NWR: Don Van Vliet

Joel Stewart

Joel Stewart
Really hard to pick something that sums up his work, so I won't. I don't know if there's a winemaking equivalent here....I don't think he filtered his mind much, and his brain seemed to be seeded with local yeasts. He had a fertile imagination, which he put to fine use...over several decades.

How many fertile imaginations have not been put to use? Wasted imaginations wandering the halls of well meaning people's brains everywhere. Too many. I guess it takes courage to let your freak flag fly.

Saw he and his band once. Rowdy, intensely synchopated. Out, but rocking.

Safe as milk.
 
As chance would have it, it got into my brain about two months ago that I needed to listen to some Beefheart. I filled what ever gaps in his discography there was and began listening to just about everything I could; much of it repeatedly. His death came as a shock because I didn't know he had been dealing with MS for such a long time and also 'cause I had been thinking a lot about his music and how warped, twisted and beautiful it is. I can only wish I would've been able to see him live, but he stopped making music before I ever could have.

Not more than an hour ago, Sasha Frere-Jones posted a really great obit on Mr. Van Vliet.
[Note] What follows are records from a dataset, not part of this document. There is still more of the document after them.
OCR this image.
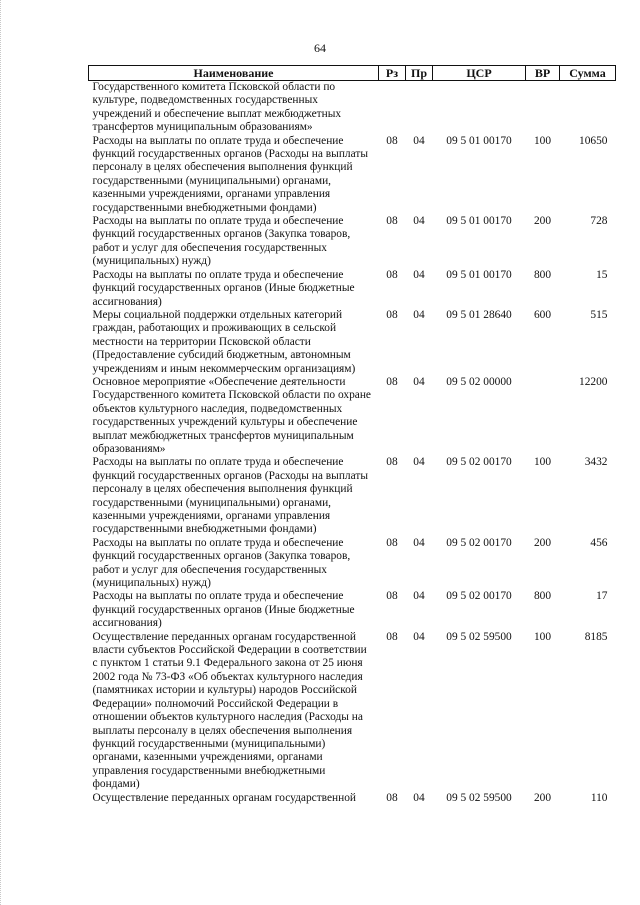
64
Наименование	Рз	Пр	ЦСР	ВР	Сумма
Государственного комитета Псковской области по культуре, подведомственных государственных учреждений и обеспечение выплат межбюджетных трансфертов муниципальным образованиям»					
Расходы на выплаты по оплате труда и обеспечение функций государственных органов (Расходы на выплаты персоналу в целях обеспечения выполнения функций государственными (муниципальными) органами, казенными учреждениями, органами управления государственными внебюджетными фондами)	08	04	09 5 01 00170	100	10650
Расходы на выплаты по оплате труда и обеспечение функций государственных органов (Закупка товаров, работ и услуг для обеспечения государственных (муниципальных) нужд)	08	04	09 5 01 00170	200	728
Расходы на выплаты по оплате труда и обеспечение функций государственных органов (Иные бюджетные ассигнования)	08	04	09 5 01 00170	800	15
Меры социальной поддержки отдельных категорий граждан, работающих и проживающих в сельской местности на территории Псковской области (Предоставление субсидий бюджетным, автономным учреждениям и иным некоммерческим организациям)	08	04	09 5 01 28640	600	515
Основное мероприятие «Обеспечение деятельности Государственного комитета Псковской области по охране объектов культурного наследия, подведомственных государственных учреждений культуры и обеспечение выплат межбюджетных трансфертов муниципальным образованиям»	08	04	09 5 02 00000		12200
Расходы на выплаты по оплате труда и обеспечение функций государственных органов (Расходы на выплаты персоналу в целях обеспечения выполнения функций государственными (муниципальными) органами, казенными учреждениями, органами управления государственными внебюджетными фондами)	08	04	09 5 02 00170	100	3432
Расходы на выплаты по оплате труда и обеспечение функций государственных органов (Закупка товаров, работ и услуг для обеспечения государственных (муниципальных) нужд)	08	04	09 5 02 00170	200	456
Расходы на выплаты по оплате труда и обеспечение функций государственных органов (Иные бюджетные ассигнования)	08	04	09 5 02 00170	800	17
Осуществление переданных органам государственной власти субъектов Российской Федерации в соответствии с пунктом 1 статьи 9.1 Федерального закона от 25 июня 2002 года № 73-ФЗ «Об объектах культурного наследия (памятниках истории и культуры) народов Российской Федерации» полномочий Российской Федерации в отношении объектов культурного наследия (Расходы на выплаты персоналу в целях обеспечения выполнения функций государственными (муниципальными) органами, казенными учреждениями, органами управления государственными внебюджетными фондами)	08	04	09 5 02 59500	100	8185
Осуществление переданных органам государственной	08	04	09 5 02 59500	200	110
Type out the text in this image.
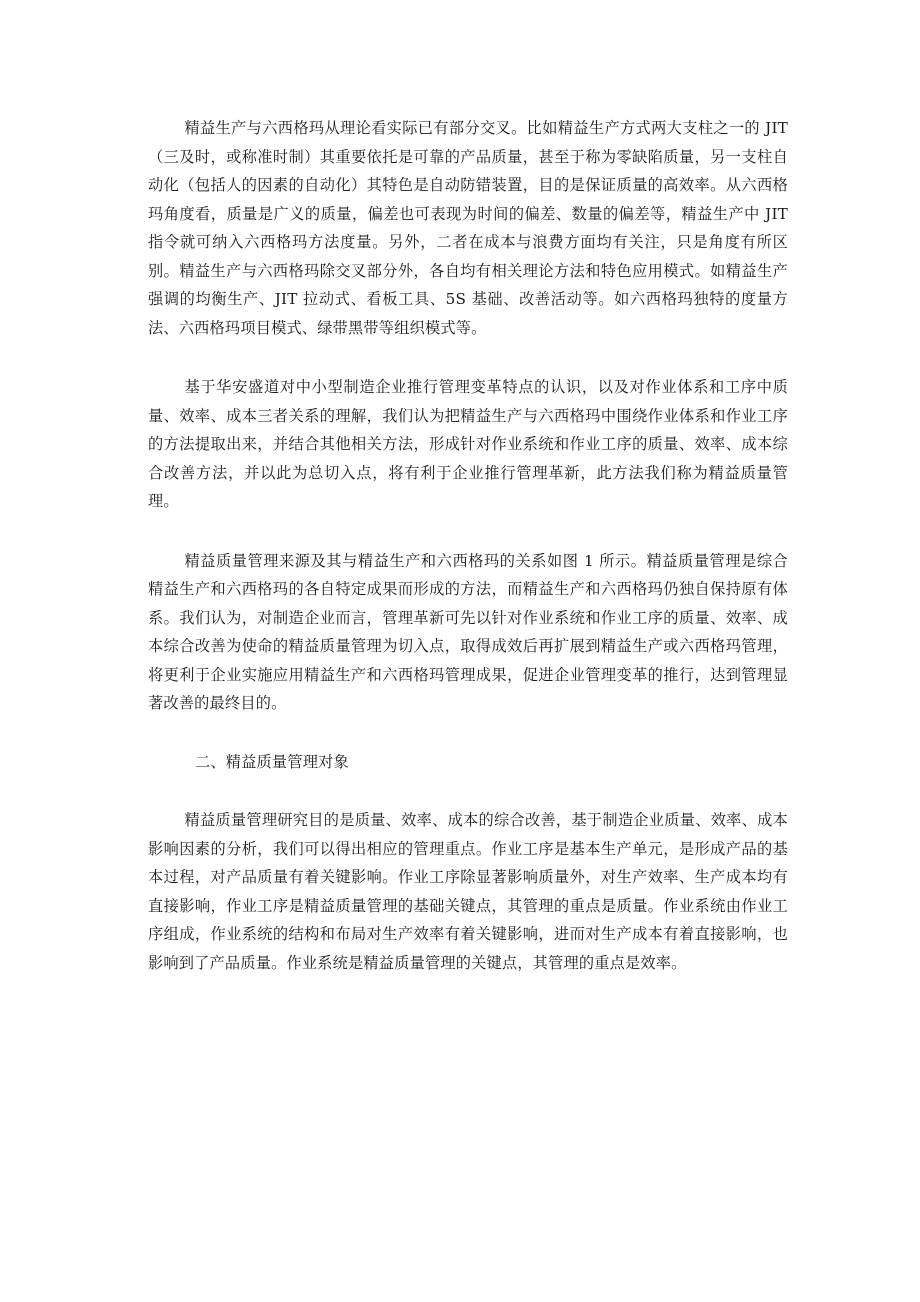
精益生产与六西格玛从理论看实际已有部分交叉。比如精益生产方式两大支柱之一的 JIT（三及时，或称准时制）其重要依托是可靠的产品质量，甚至于称为零缺陷质量，另一支柱自动化（包括人的因素的自动化）其特色是自动防错装置，目的是保证质量的高效率。从六西格玛角度看，质量是广义的质量，偏差也可表现为时间的偏差、数量的偏差等，精益生产中 JIT 指令就可纳入六西格玛方法度量。另外，二者在成本与浪费方面均有关注，只是角度有所区别。精益生产与六西格玛除交叉部分外，各自均有相关理论方法和特色应用模式。如精益生产强调的均衡生产、JIT 拉动式、看板工具、5S 基础、改善活动等。如六西格玛独特的度量方法、六西格玛项目模式、绿带黑带等组织模式等。

基于华安盛道对中小型制造企业推行管理变革特点的认识，以及对作业体系和工序中质量、效率、成本三者关系的理解，我们认为把精益生产与六西格玛中围绕作业体系和作业工序的方法提取出来，并结合其他相关方法，形成针对作业系统和作业工序的质量、效率、成本综合改善方法，并以此为总切入点，将有利于企业推行管理革新，此方法我们称为精益质量管理。

精益质量管理来源及其与精益生产和六西格玛的关系如图 1 所示。精益质量管理是综合精益生产和六西格玛的各自特定成果而形成的方法，而精益生产和六西格玛仍独自保持原有体系。我们认为，对制造企业而言，管理革新可先以针对作业系统和作业工序的质量、效率、成本综合改善为使命的精益质量管理为切入点，取得成效后再扩展到精益生产或六西格玛管理，将更利于企业实施应用精益生产和六西格玛管理成果，促进企业管理变革的推行，达到管理显著改善的最终目的。

二、精益质量管理对象

精益质量管理研究目的是质量、效率、成本的综合改善，基于制造企业质量、效率、成本影响因素的分析，我们可以得出相应的管理重点。作业工序是基本生产单元，是形成产品的基本过程，对产品质量有着关键影响。作业工序除显著影响质量外，对生产效率、生产成本均有直接影响，作业工序是精益质量管理的基础关键点，其管理的重点是质量。作业系统由作业工序组成，作业系统的结构和布局对生产效率有着关键影响，进而对生产成本有着直接影响，也影响到了产品质量。作业系统是精益质量管理的关键点，其管理的重点是效率。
There's quite a bit of his own personal feelings in it, but that's the way his music tends to impact people; deeply visceral. He also puts a few links at the end of the article which are also amazing, such as the Lester Bangs interview from 1980.

He'll always be the Captain. Go hit the long, lunar note and let it float.
 
I saw the Captain and The Magic Band open for the Mahavishnu Orchestra at Winterland in March 1973. I was front of stage, dead center. By that point, I had heard Circle, Braxton, and late period Trane. The only Beefheart I had heard was on "Hot Rats". None of that prepared me.
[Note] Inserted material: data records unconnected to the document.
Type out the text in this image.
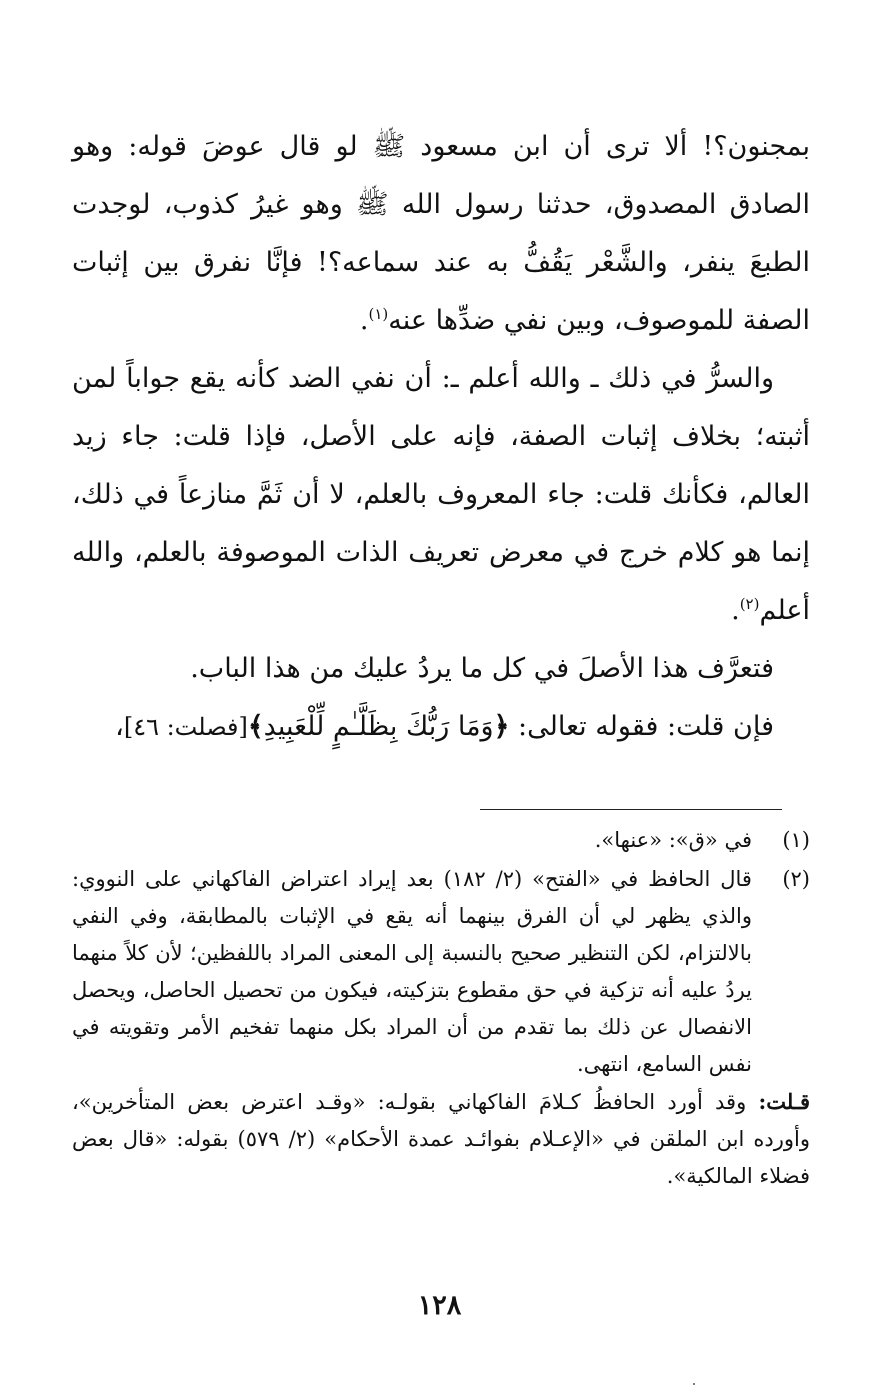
بمجنون؟! ألا ترى أن ابن مسعود ﷺ لو قال عوضَ قوله: وهو الصادق المصدوق، حدثنا رسول الله ﷺ وهو غيرُ كذوب، لوجدت الطبعَ ينفر، والشَّعْر يَقُفُّ به عند سماعه؟! فإنَّا نفرق بين إثبات الصفة للموصوف، وبين نفي ضدِّها عنه$^{(١)}$.

والسرُّ في ذلك ـ والله أعلم ـ: أن نفي الضد كأنه يقع جواباً لمن أثبته؛ بخلاف إثبات الصفة، فإنه على الأصل، فإذا قلت: جاء زيد العالم، فكأنك قلت: جاء المعروف بالعلم، لا أن ثَمَّ منازعاً في ذلك، إنما هو كلام خرج في معرض تعريف الذات الموصوفة بالعلم، والله أعلم$^{(٢)}$.

فتعرَّف هذا الأصلَ في كل ما يردُ عليك من هذا الباب.

فإن قلت: فقوله تعالى: ﴿وَمَا رَبُّكَ بِظَلَّـٰمٍ لِّلْعَبِيدِ﴾[فصلت: ٤٦]،

(١)

في «ق»: «عنها».

(٢)

قال الحافظ في «الفتح» (٢/ ١٨٢) بعد إيراد اعتراض الفاكهاني على النووي: والذي يظهر لي أن الفرق بينهما أنه يقع في الإثبات بالمطابقة، وفي النفي بالالتزام، لكن التنظير صحيح بالنسبة إلى المعنى المراد باللفظين؛ لأن كلاً منهما يردُ عليه أنه تزكية في حق مقطوع بتزكيته، فيكون من تحصيل الحاصل، ويحصل الانفصال عن ذلك بما تقدم من أن المراد بكل منهما تفخيم الأمر وتقويته في نفس السامع، انتهى.

قـلت: وقد أورد الحافظُ كـلامَ الفاكهاني بقولـه: «وقـد اعترض بعض المتأخرين»، وأورده ابن الملقن في «الإعـلام بفوائـد عمدة الأحكام» (٢/ ٥٧٩) بقوله: «قال بعض فضلاء المالكية».

١٢٨
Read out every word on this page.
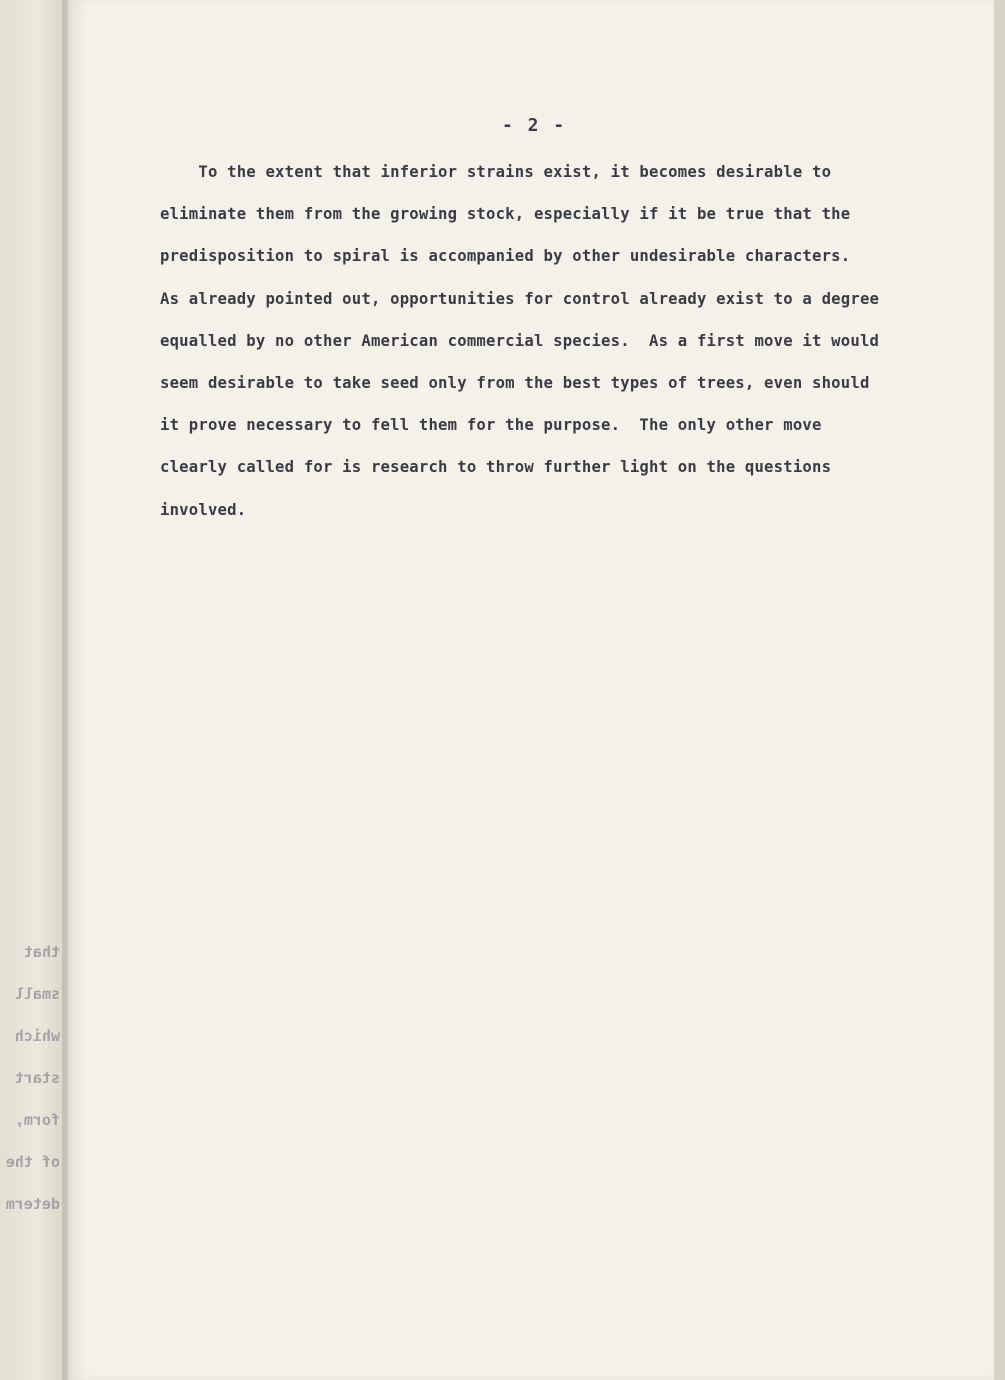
that
small
which
start
form,
of the
determ
- 2 -
To the extent that inferior strains exist, it becomes desirable to
eliminate them from the growing stock, especially if it be true that the
predisposition to spiral is accompanied by other undesirable characters.
As already pointed out, opportunities for control already exist to a degree
equalled by no other American commercial species.  As a first move it would
seem desirable to take seed only from the best types of trees, even should
it prove necessary to fell them for the purpose.  The only other move
clearly called for is research to throw further light on the questions
involved.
Honestly, what I heard that night was not at all enjoyable to me.
 
I haven't thought about Captain Beefheart since I was an undergraduate. A friend was a rabid fan and we went down to NY to hear him in a small club. He was playing with Ry Cooder. I enjoyed it and am sorry to hear of his death.
 
Sorry to see him go. Yes, his music was challenging -- to say the least -- as was his personality. Interestingly, no mention in the obits I've read of his later career as a painter. I might just have to pull out my Trout Mask LP and play it tonight in memoriam.

Mark Lipton
 
Larry, I don't think it was intended to be enjoyed.

As is often the case with with an intense but variable body of work, some I found amazing and utterly
brilliant and some I couldn't appreciate at all.

A taper friend recorded CB in NYC in Oct 72 and Feb 73 but I didn't listen to those tapes till after I had
an appreciation developed. When I did hear them some years later, they click clacked.
 
what was that one song? 10 thousandth day of the human totem pole? Brilliant. Might be for art's sake his best late work....Ice Cream for Crow!

Also...

Bat Chain Puller (Puller, Puller...)

You know you're a man!!! - etc -http://www.youtube.com/watch?v=03lBIiJeEGQ

Quote:

I don't look like a desert person because I stay indoors most of the day and fool around at night. That's what the desert animals do - they don't have a tan either.